Cue the rude awakening about what I thought a manual install was. I am laughing at myself now. So, I started with Reclaim Cloud, got the account set up, and started following the Authoring Tool install instructions. The big draw to the authoring tool is that it provides you a graphical interface to create learning courses. Adapt also has just the framework available, which you can install on a local machine, but then you need to be more comfortable with creating courses via code rather than other inputs you might be used to. You might think about them like coding a website with Bootstrap vs having WordPress. The authoring tool only runs on servers though, so here we go. I spun up and tore down so many environments I bet the activity record for me looks pretty funny. Installing the authoring tool requires access to commandline, which I had never used before. Reclaim Cloud makes accesses command line super easy and clear, but like a foreign language, you gotta know what you’re doing. I also discovered that my approach to following instructions is not really the best way. Initially, you need to have four things in place to install adapt authoring: git, node.js, MongoDB, and grunt. That was a big hurdle until I found in the documentation how to check each. So I spun up the environment (selecting node.js, and mongdb) and then spun my wheels trying to figure out how to get git and grunt installed. Doh! Turned out they came with the package.

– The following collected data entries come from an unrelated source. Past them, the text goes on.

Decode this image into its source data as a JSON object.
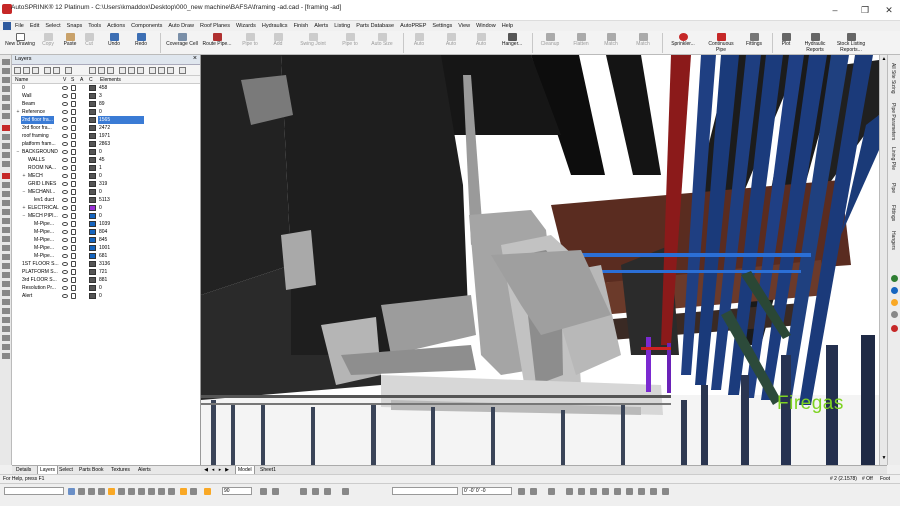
{
  "window": {
    "title": "AutoSPRINK® 12 Platinum - C:\\Users\\kmaddox\\Desktop\\000_new machine\\BAFSA\\framing -ad.cad - [framing -ad]"
  },
  "menu": [
    "File",
    "Edit",
    "Select",
    "Snaps",
    "Tools",
    "Actions",
    "Components",
    "Auto Draw",
    "Roof Planes",
    "Wizards",
    "Hydraulics",
    "Finish",
    "Alerts",
    "Listing",
    "Parts Database",
    "AutoPREP",
    "Settings",
    "View",
    "Window",
    "Help"
  ],
  "toolbar": {
    "new_drawing": "New Drawing",
    "copy": "Copy",
    "paste": "Paste",
    "cut": "Cut",
    "undo": "Undo",
    "redo": "Redo",
    "coverage_cell": "Coverage Cell",
    "route_pipe": "Route Pipe...",
    "pipe_to": "Pipe to",
    "add": "Add",
    "swing_joint": "Swing Joint",
    "pipe_to_2": "Pipe to",
    "auto_size": "Auto Size",
    "auto": "Auto",
    "auto_2": "Auto",
    "auto_3": "Auto",
    "hanger": "Hanger...",
    "cleanup": "Cleanup",
    "flatten": "Flatten",
    "match": "Match",
    "match_2": "Match",
    "sprinkler": "Sprinkler...",
    "continuous_pipe": "Continuous Pipe",
    "fittings": "Fittings",
    "plot": "Plot",
    "hydraulic_reports": "Hydraulic Reports",
    "stock_listing_reports": "Stock Listing Reports..."
  },
  "layers_panel": {
    "title": "Layers",
    "columns": {
      "name": "Name",
      "v": "V",
      "s": "S",
      "a": "A",
      "c": "C",
      "elements": "Elements"
    },
    "rows": [
      {
        "name": "0",
        "elements": "458",
        "color": "#555555",
        "indent": 0,
        "toggle": ""
      },
      {
        "name": "Wall",
        "elements": "3",
        "color": "#555555",
        "indent": 0,
        "toggle": "",
        "lock": true
      },
      {
        "name": "Beam",
        "elements": "89",
        "color": "#555555",
        "indent": 0,
        "toggle": ""
      },
      {
        "name": "Reference",
        "elements": "0",
        "color": "#555555",
        "indent": 0,
        "toggle": "+"
      },
      {
        "name": "2nd floor fra...",
        "elements": "1565",
        "color": "#555555",
        "indent": 0,
        "toggle": "",
        "selected": true
      },
      {
        "name": "3rd floor fra...",
        "elements": "2472",
        "color": "#555555",
        "indent": 0,
        "toggle": ""
      },
      {
        "name": "roof framing",
        "elements": "1971",
        "color": "#555555",
        "indent": 0,
        "toggle": ""
      },
      {
        "name": "platform fram...",
        "elements": "2863",
        "color": "#555555",
        "indent": 0,
        "toggle": ""
      },
      {
        "name": "BACKGROUND",
        "elements": "0",
        "color": "#555555",
        "indent": 0,
        "toggle": "−"
      },
      {
        "name": "WALLS",
        "elements": "45",
        "color": "#555555",
        "indent": 1,
        "toggle": ""
      },
      {
        "name": "ROOM NA...",
        "elements": "1",
        "color": "#555555",
        "indent": 1,
        "toggle": ""
      },
      {
        "name": "MECH",
        "elements": "0",
        "color": "#555555",
        "indent": 1,
        "toggle": "+"
      },
      {
        "name": "GRID LINES",
        "elements": "319",
        "color": "#555555",
        "indent": 1,
        "toggle": ""
      },
      {
        "name": "MECHANI...",
        "elements": "0",
        "color": "#555555",
        "indent": 1,
        "toggle": "−"
      },
      {
        "name": "lev1 duct",
        "elements": "5113",
        "color": "#555555",
        "indent": 2,
        "toggle": ""
      },
      {
        "name": "ELECTRICAL",
        "elements": "0",
        "color": "#9b30d9",
        "indent": 1,
        "toggle": "+"
      },
      {
        "name": "MECH PIPI...",
        "elements": "0",
        "color": "#1565c0",
        "indent": 1,
        "toggle": "−"
      },
      {
        "name": "M-Pipe...",
        "elements": "1039",
        "color": "#1565c0",
        "indent": 2,
        "toggle": ""
      },
      {
        "name": "M-Pipe...",
        "elements": "804",
        "color": "#1565c0",
        "indent": 2,
        "toggle": ""
      },
      {
        "name": "M-Pipe...",
        "elements": "845",
        "color": "#1565c0",
        "indent": 2,
        "toggle": ""
      },
      {
        "name": "M-Pipe...",
        "elements": "1001",
        "color": "#1565c0",
        "indent": 2,
        "toggle": ""
      },
      {
        "name": "M-Pipe...",
        "elements": "681",
        "color": "#1565c0",
        "indent": 2,
        "toggle": ""
      },
      {
        "name": "1ST FLOOR S...",
        "elements": "3136",
        "color": "#555555",
        "indent": 0,
        "toggle": ""
      },
      {
        "name": "PLATFORM S...",
        "elements": "721",
        "color": "#555555",
        "indent": 0,
        "toggle": ""
      },
      {
        "name": "3rd FLOOR S...",
        "elements": "881",
        "color": "#555555",
        "indent": 0,
        "toggle": ""
      },
      {
        "name": "Resolution Pr...",
        "elements": "0",
        "color": "#555555",
        "indent": 0,
        "toggle": ""
      },
      {
        "name": "Alert",
        "elements": "0",
        "color": "#555555",
        "indent": 0,
        "toggle": ""
      }
    ]
  },
  "panel_tabs": [
    "Details",
    "Layers",
    "Select",
    "Parts Book",
    "Textures",
    "Alerts"
  ],
  "active_panel_tab": "Layers",
  "sheet_tabs": [
    "Model",
    "Sheet1"
  ],
  "active_sheet_tab": "Model",
  "right_tabs": [
    "All Site Sizing",
    "Pipe Parameters",
    "Lining Pile",
    "Pipe",
    "Fittings",
    "Hangers"
  ],
  "watermark": "Firegas",
  "status": {
    "help": "For Help, press F1",
    "scale": "# 2 (2.1578)",
    "mode": "# Off",
    "units": "Foot",
    "zoom_value": "90",
    "coords": "0' -0' 0' -0"
  }
}
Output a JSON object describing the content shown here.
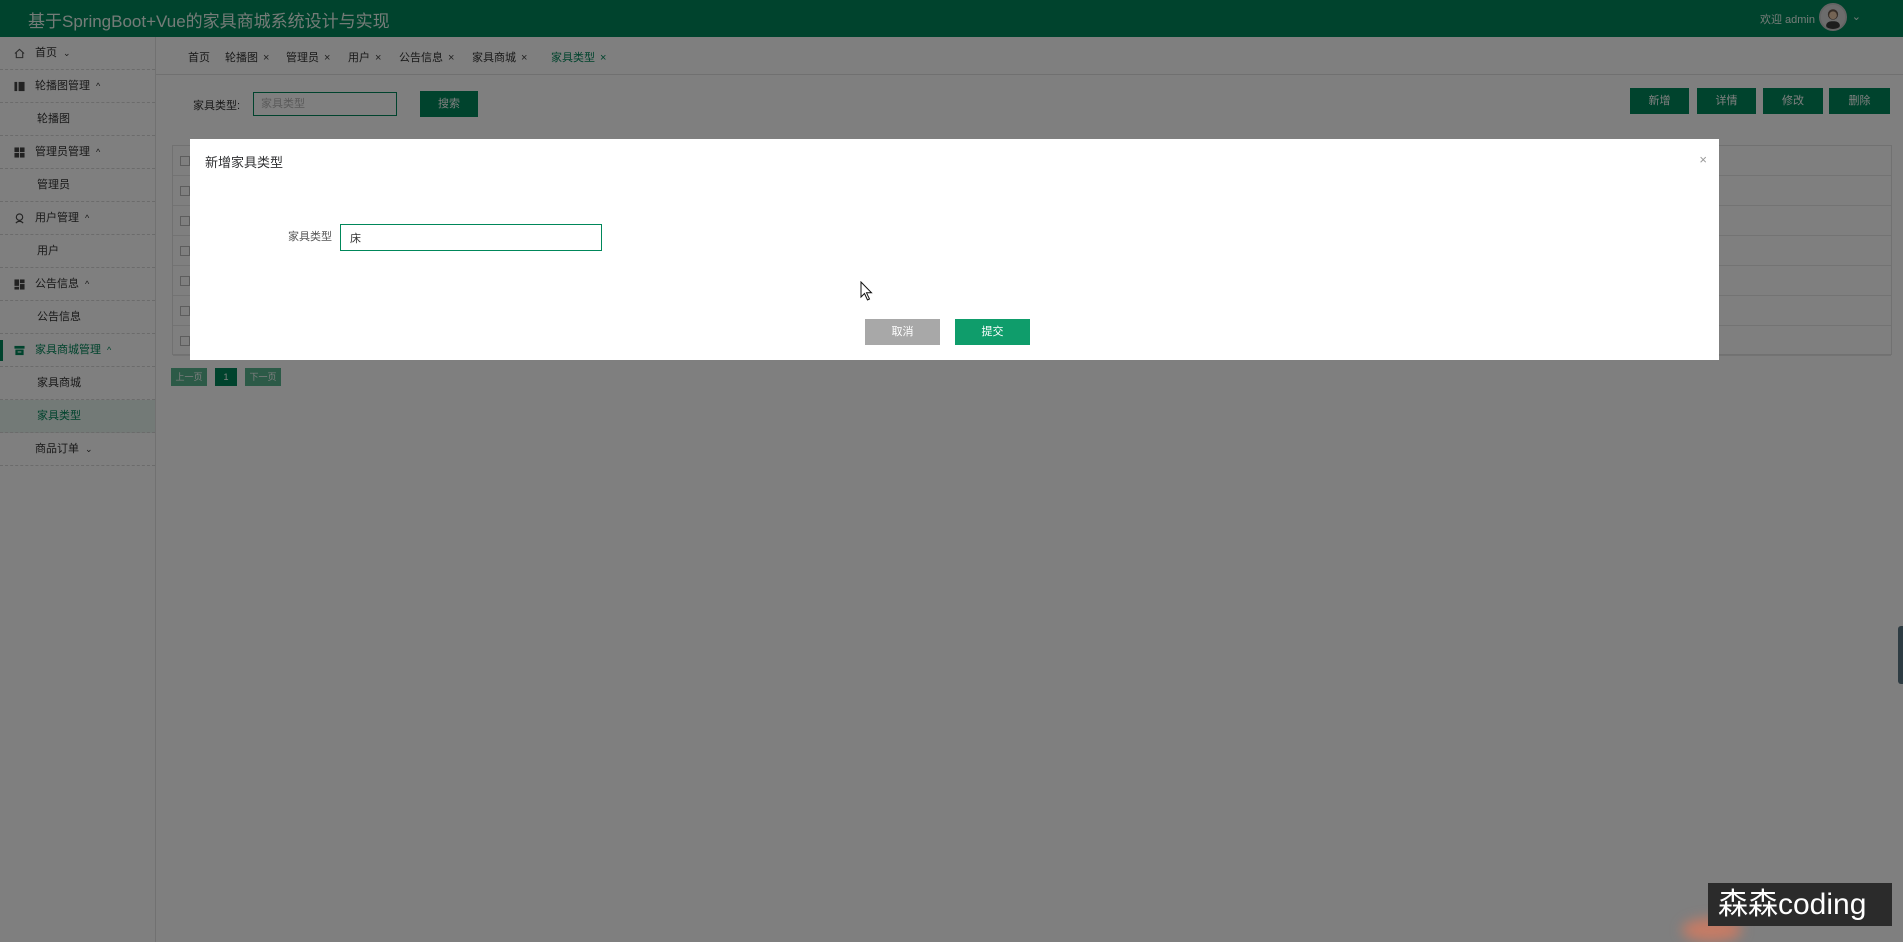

Once I figured that out I managed to follow the instructions until I got stuck with an error at step 4. Long story short, Tim came to the rescue and now there’s a one click installer. Maybe once I get a better handle on Adapt itself I’ll head back to command line. For now, I am grateful for Tim and the installer. Side note here, I recall David Wiley’s keynote presentation at OER 18, a talk where he was asked to be provocative. One of the things he mentioned was about the days of compiling his own code, and while open source is very important that it is more important to make tools usable to the widest possible audience (I’m paraphrasing). I think Reclaim has often struck a great balance between providing simple easy to use access to tools and letting them get under the hood. Reclaim Cloud takes it to the next level.

JR, why do you care about this particular tool so much? I first heard about Adapt on the Dear ID podcast by Kristin Anthony (still my favourite Instructional Design related podcast to-date). Up until that point I had really only encountered elearing tools like iSpring, Captivate, Articulate, Lectora, etc. All of these tools are quite expensive (especially when you’re a grad student or someone just getting started in ID). Many of the older tools use the slide metaphor. Some, like iSpring, even started out (and I think remain) a PowerPoint plug-in. So fair enough, you want to make click-through elearning, or use a tool that most anyone would be familiar with, PPT is the way to go. But if you want to get away from that then you need to be able to create websites. Adapt changed the way elearning could be presented, then use a vertical architecture they refer to as ABC: article, block, component. So, on a long page where you scroll you have an article which is like a large container. Within that you can have blocks and in each block is a component. A component might be text, a picture, a video, a slider, an assessment, etc. This is all fully responsive. If you have ever used RISE360 by Articulate, you are familiar with this kind of framework. But it’s open source. This might strike the balance between paying hundreds of dollars a year for a licence to paying for the hosting and being able to build up your own version with a little know-how.

The base version of Adapt is pretty basic, it doesn’t even come with the Vimeo or YouTube components, but they seem easy enough to install. So from here I can begin to try some things out. It’s interesting seeing what the base version is like, as I had gotten a few demos through elearning companies that used Adapt as their framework. Again, once you go with them you’re stuck with pretty expensive annual bills and a little less control than you might want. But maybe that’s worth the price tag for many people. I’m just happy to have this option.